Accurate, TATA box-dependent polymerase III transcription from promoters of the c-myc gene in injected Xenopus oocytes.

Abstract

We have investigated the factors that permit a gene normally transcribed by RNA polymerase II to be transcribed by RNA polymerase III. It was shown previously that the human c-myc gene could be transcribed in vitro and in Xenopus oocytes by both alpha-amanitin-sensitive and alpha-amanitin-resistant polymerases, probably corresponding to polymerase II and polymerase III. We confirmed this observation in microinjected oocytes and showed that the alpha-amanitin-resistant transcription of c-myc was competed by known polymerase III genes. Polymerase III transcription of c-myc was very inefficient compared to other polymerase III genes, however, and was observed only when large amounts of template DNA were injected. At lower DNA concentrations the gene was transcribed, exclusively by polymerase II. In contrast, the adenovirus major late promoter was not transcribed by polymerase III. The 5' ends of polymerase III RNAs were almost indistinguishable from those of polymerase II RNAs initiating at the P1 and P2 promoters of the human and mouse c-myc genes. Furthermore, point mutations in the TATA box of the human P2 promoter greatly reduced polymerase III activity.
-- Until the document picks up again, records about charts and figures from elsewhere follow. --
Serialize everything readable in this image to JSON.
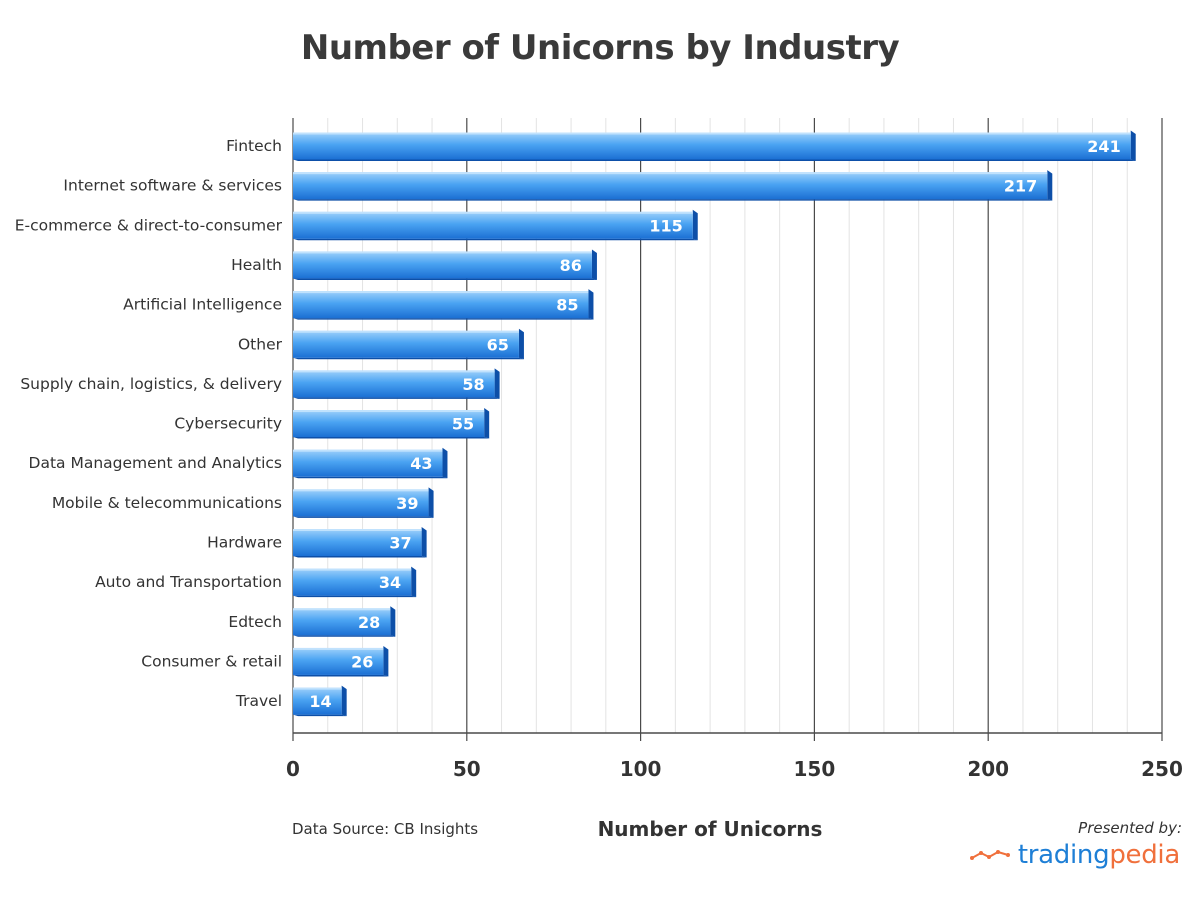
{
  "title": "Number of Unicorns by Industry",
  "source": "Data Source: CB Insights",
  "presented_by": "Presented by:",
  "brand": {
    "part1": "trading",
    "part2": "pedia",
    "color1": "#1e7fd6",
    "color2": "#f0703c",
    "logo_icon": "line-chart-icon"
  },
  "colors": {
    "bar_light": "#8cc8fb",
    "bar_mid": "#3d9bf0",
    "bar_dark": "#1464c6",
    "bar_side": "#0d4fa8",
    "grid": "#e3e3e3"
  },
  "chart_data": {
    "type": "bar",
    "orientation": "horizontal",
    "title": "Number of Unicorns by Industry",
    "xlabel": "Number of Unicorns",
    "ylabel": "",
    "xlim": [
      0,
      250
    ],
    "xticks": [
      0,
      50,
      100,
      150,
      200,
      250
    ],
    "grid": true,
    "categories": [
      "Fintech",
      "Internet software & services",
      "E-commerce & direct-to-consumer",
      "Health",
      "Artificial Intelligence",
      "Other",
      "Supply chain, logistics, & delivery",
      "Cybersecurity",
      "Data Management and Analytics",
      "Mobile & telecommunications",
      "Hardware",
      "Auto and Transportation",
      "Edtech",
      "Consumer & retail",
      "Travel"
    ],
    "values": [
      241,
      217,
      115,
      86,
      85,
      65,
      58,
      55,
      43,
      39,
      37,
      34,
      28,
      26,
      14
    ]
  }
}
At this promoter, therefore, polymerase II and polymerase III recognize a common element, the TATA box, which probably plays an important role in specifying the start site of transcription for both polymerases. We suggest that the highly accurate though inefficient mimicry of polymerase II by polymerase III at the c-myc promoters reflects the common evolutionary origin of these two enzymes.